• Redcuban1959 [any]
    ·
    1 hour ago

    Making trans people with combat knowlodge unemployed for a transphobic reason doesn't seem like a good idea.

    • FunkyStuff [he/him]
      ·
      edit-2
      1 hour ago

      I sincerely disagree. 15,000 members of the US Armed Forces do not move the needle on the US' imperial might (which ultimately is predicated on financial domination and vassals, not military prowess). 15,000 marginalized people within the armed forces, however, represented a prime tactical advantage for a revolutionary political movement. See: Aaron Bushnell.

      Obviously we can talk back and forth all day long about how the US armed forces can never be truly radicalized because of their position as footsoldiers of capital, but the hard material reality is that the American left is deficient in firepower but the military is full of possible fellow travelers. Remember that the Chinese Red Army was mostly made up of Nationalist deserters. How do you expect to be successful without a significant fifth column?

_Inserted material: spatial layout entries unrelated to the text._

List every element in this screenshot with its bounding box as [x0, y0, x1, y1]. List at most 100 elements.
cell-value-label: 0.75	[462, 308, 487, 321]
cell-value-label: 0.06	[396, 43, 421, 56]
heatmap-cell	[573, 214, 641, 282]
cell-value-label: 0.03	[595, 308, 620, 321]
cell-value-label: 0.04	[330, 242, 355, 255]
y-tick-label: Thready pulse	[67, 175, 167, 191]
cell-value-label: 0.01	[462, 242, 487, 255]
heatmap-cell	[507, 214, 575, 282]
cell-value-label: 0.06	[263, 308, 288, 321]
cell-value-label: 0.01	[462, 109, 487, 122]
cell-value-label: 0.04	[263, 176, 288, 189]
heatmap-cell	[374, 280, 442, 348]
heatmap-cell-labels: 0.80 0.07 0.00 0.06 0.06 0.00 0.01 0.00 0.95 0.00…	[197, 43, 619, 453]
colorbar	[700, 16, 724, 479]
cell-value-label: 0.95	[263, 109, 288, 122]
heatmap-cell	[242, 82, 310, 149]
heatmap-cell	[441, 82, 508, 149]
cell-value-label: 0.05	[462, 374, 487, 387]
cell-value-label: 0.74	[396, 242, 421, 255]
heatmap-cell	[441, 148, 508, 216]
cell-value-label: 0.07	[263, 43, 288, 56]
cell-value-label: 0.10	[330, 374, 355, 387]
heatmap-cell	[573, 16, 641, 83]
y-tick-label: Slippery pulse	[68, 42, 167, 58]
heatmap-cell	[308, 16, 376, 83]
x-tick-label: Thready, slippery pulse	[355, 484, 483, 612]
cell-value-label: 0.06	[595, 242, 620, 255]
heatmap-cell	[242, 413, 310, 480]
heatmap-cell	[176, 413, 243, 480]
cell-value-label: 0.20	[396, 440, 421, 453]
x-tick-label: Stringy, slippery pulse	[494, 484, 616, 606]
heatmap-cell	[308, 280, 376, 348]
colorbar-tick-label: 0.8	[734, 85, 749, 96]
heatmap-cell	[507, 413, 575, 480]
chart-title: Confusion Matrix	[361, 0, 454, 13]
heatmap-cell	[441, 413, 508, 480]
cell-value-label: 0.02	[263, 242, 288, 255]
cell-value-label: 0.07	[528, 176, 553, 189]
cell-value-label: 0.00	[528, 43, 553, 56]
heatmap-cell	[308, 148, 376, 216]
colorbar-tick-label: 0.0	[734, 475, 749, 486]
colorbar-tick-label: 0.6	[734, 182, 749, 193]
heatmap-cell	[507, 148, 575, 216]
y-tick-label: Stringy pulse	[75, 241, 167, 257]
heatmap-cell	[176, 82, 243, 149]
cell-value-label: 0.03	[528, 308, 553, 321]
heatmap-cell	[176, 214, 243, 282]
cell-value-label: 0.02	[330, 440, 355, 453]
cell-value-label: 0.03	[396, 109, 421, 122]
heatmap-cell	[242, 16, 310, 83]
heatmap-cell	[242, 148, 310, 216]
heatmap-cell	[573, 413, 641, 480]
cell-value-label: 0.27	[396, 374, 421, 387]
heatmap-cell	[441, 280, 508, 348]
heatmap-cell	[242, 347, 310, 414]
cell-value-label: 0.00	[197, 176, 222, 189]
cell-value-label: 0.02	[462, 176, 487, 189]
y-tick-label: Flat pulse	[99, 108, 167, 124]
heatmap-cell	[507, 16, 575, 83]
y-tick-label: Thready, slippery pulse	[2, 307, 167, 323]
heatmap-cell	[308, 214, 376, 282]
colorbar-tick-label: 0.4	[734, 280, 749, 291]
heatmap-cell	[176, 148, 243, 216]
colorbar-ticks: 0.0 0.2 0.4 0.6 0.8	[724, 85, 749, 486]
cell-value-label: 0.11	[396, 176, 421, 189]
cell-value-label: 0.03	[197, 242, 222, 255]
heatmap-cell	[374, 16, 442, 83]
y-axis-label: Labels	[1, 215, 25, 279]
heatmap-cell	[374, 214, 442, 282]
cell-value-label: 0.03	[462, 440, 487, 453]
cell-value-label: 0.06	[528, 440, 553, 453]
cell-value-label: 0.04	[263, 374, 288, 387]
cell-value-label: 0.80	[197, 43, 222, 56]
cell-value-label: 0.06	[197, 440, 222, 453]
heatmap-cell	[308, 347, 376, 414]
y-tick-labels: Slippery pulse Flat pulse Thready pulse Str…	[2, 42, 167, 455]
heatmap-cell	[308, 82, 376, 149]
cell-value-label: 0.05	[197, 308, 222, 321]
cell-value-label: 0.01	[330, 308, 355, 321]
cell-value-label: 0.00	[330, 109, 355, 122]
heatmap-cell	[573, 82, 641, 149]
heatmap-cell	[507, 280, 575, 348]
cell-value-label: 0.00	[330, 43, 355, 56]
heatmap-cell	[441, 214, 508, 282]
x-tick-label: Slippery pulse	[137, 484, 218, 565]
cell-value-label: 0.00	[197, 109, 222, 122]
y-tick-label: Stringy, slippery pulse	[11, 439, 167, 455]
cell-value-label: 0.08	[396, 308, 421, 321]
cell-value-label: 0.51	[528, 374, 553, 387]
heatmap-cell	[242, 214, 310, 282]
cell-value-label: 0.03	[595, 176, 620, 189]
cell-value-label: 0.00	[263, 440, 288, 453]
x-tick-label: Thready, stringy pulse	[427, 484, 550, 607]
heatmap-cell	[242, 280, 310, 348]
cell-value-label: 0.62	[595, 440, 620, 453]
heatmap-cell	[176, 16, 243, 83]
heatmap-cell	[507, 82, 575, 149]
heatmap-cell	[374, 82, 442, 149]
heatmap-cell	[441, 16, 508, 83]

      • gay_king_prince_charles [she/her, he/him]
        ·
        43 minutes ago

        Those 15,000 aren't just combat roles and grindable meat; a lot of them are in support and technical roles. There are a lot of roles in which removing 1 person creates a sizable inconvenience for many and can harm operations. You are correct that trans people are overrepresented as saboteurs in the military, but almost all of those people joined pre-transition and seeing the contradictions of US empire radicalized them. The trans people who have transitioned and then joined are more often than not dyed-in-the-wool believers in the US empire who don't have the same opportunity for radicalization.

        • ShimmeringKoi [comrade/them]
          ·
          35 seconds ago

          Not only depriving the military of those skillsets and capacities, but absorbing them for ourselves

  • marx_mentat [he/him, comrade/them]
    ·
    edit-2
    1 hour ago

    "first they came for the trans soldiers and I did not speak out because I was not a trans soldier... Then they came for me (a soldier) and there was no one left to speak out for me."

  • red_stapler [he/him]
    ·
    3 hours ago

    I was going to post something like “yay no :flag_trans: imperialism”; but this is going to mean 15000 more unhoused people isn’t it?

    • nandos_house_of_glues [she/her]
      ·
      2 hours ago

      it’s also a bad sign for us generally when they don’t even want to try to convince us to do rainbow imperialism or buy things, which is where it seems to be going

      • FunkyStuff [he/him]
        ·
        46 minutes ago

        Aaron Bushnell was a trans person in the US Air Force and she was 50 times the leftist I am.

        • bbnh69420 [she/her, they/them]
          ·
          40 minutes ago

          She martyred herself out of guilt from being in that institution. That’s the difference between her and the rest of the troops. Until they prove otherwise, a troop is a troop.

        • gay_king_prince_charles [she/her, he/him]
          ·
          edit-2
          31 minutes ago

          That is a 1 in 1,400,000 occurrence. The war criminals outnumber the self immolators 10,000,000 to 1, so I'm not concerned about the near-non-existent chance that someone decent gets cut. Also, keep in mind that Bushnell wasn't out and therefore wouldn't be cut by this decision. Both major trans saboteurs were pre transition when they joined as it is a different experience.